Politica, diplomazia e sorprese al Congresso WUJS

Presentazioni, workshops, mozioni ed emozioni , dibattiti aperti e manovre di corridoio. Meeting privati e proteste pubbliche, incontri di alto livello e colpi bassi, flirt politici e a volte non solo, birre rigorosamente Goldstar e caffè rigorosamente imbevibili. Non mancava davvero nulla degli ingredienti classici di un vero congresso politico all’ultima assemblea della World Union of Jewish Students (WUJS) – l’organizzazione che riunisce le unioni nazionali di studenti ebrei di tutto il mondo – svoltasi a Gerusalemme fra il 30 dicembre ed il 4 gennaio appena trascorsi.
Val la pena partire dalla fine, e cioè dalla notizia con la “n” maiuscola, o per meglio dire dalla non-notizia, riportata anche da vari quotidiani israeliani, per quanto riguarda l’esito probabilmente più atteso del Congresso, vale a dire l’elezione del nuovo chairperson dell’organizzazione per il biennio 2013-14. Ebbene da questo punto di vista l’assemblea si è conclusa con un sorprendente nulla di fatto: fumata nera dal conclave, nessun vescovo è uscito Pontefice.

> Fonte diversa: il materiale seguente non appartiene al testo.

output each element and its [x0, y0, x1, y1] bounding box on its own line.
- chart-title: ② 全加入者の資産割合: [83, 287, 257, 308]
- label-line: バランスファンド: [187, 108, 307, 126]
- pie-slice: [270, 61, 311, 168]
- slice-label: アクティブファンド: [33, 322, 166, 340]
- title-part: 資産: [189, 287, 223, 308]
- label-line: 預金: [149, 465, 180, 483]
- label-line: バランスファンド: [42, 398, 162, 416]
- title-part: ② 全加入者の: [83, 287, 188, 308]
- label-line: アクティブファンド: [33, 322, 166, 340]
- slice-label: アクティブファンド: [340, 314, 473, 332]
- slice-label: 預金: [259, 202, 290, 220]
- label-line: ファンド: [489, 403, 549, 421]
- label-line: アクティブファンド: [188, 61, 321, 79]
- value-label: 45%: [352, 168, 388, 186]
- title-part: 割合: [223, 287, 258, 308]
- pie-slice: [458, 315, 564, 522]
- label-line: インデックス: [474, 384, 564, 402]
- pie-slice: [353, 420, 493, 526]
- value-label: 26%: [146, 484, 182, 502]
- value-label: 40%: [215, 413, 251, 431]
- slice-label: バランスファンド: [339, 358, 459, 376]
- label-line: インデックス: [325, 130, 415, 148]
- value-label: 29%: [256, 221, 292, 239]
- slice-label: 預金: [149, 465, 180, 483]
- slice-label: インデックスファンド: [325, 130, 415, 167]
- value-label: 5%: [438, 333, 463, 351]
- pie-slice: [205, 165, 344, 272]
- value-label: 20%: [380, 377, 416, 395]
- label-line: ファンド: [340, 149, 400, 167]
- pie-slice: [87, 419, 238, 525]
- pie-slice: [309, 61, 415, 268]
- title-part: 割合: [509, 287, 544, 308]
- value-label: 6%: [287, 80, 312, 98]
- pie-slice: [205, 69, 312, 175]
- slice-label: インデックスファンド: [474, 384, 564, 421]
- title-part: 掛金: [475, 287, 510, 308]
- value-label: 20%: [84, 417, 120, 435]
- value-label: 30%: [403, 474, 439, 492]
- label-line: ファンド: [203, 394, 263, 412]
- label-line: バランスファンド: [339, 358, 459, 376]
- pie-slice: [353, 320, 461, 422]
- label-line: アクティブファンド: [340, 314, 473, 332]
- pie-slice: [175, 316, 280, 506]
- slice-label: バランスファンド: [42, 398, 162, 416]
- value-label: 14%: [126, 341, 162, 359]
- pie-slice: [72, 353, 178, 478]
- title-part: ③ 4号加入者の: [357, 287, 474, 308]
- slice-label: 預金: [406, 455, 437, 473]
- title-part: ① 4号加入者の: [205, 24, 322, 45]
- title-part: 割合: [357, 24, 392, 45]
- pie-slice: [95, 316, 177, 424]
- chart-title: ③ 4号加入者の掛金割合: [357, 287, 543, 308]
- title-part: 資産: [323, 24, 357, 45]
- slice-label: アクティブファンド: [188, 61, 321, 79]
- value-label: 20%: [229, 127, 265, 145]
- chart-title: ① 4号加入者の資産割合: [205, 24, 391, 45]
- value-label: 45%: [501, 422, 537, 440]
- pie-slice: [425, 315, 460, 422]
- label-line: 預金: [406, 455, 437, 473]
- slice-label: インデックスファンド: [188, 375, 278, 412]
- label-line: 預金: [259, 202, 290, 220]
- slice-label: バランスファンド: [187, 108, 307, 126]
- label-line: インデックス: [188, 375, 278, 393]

Fra i due papabili – Liron Politzer, 28 anni, già leader dell’unione studentesca dell’Università di Bar Ilan e aspirante politico, e Chaya Pomeranz, 24, americana di nascita ma israeliana d’adozione fin dalla prima infanzia, un cv professionale e di student leader impressionante nonostante la giovane età – uno aveva per la verità preventivamente ritirato la propria candidatura proprio all’ultimo momento, a pochi minuti dalla votazione, per la sorpresa di tutti i partecipanti e dello stesso comitato di presidenza dell’assemblea. A prescindere dalle motivazioni di tale mossa (preparata a tavolino per mettere in difficoltà l’avversaria o improvvisata per evitare una probabile sconfitta?), l’effetto immediato dell’operazione di Politzer è stato quello di trasformare completamente e repentinamente il tavolo di gioco per le votazioni: sulla base delle disposizioni specifiche dello Statuto WUJS, infatti, la candidata unica rimasta in pista avrebbe dovuto a quel punto accaparrarsi non meno dei due terzi dei voti espressi dai delegati dell’assemblea. Dopo un’infinita riunione a porte chiuse del comitato elettorale, verifiche, riconteggi e probabili mal di testa, il risultato finale: delle centocinquantaquattro schede valide, la superstite candidata Pomeranz aveva ottenuto centodue preferenze, gli altri cinquantadue voti confluendo sull’opzione “re-open nominations”, di fatto un’astensione oppositiva. Calcolatrice alla mano, brividi freddi alla constatazione che per una preferenza la Pomeranz risultava non vincitrice. Affare complicato, la democrazia.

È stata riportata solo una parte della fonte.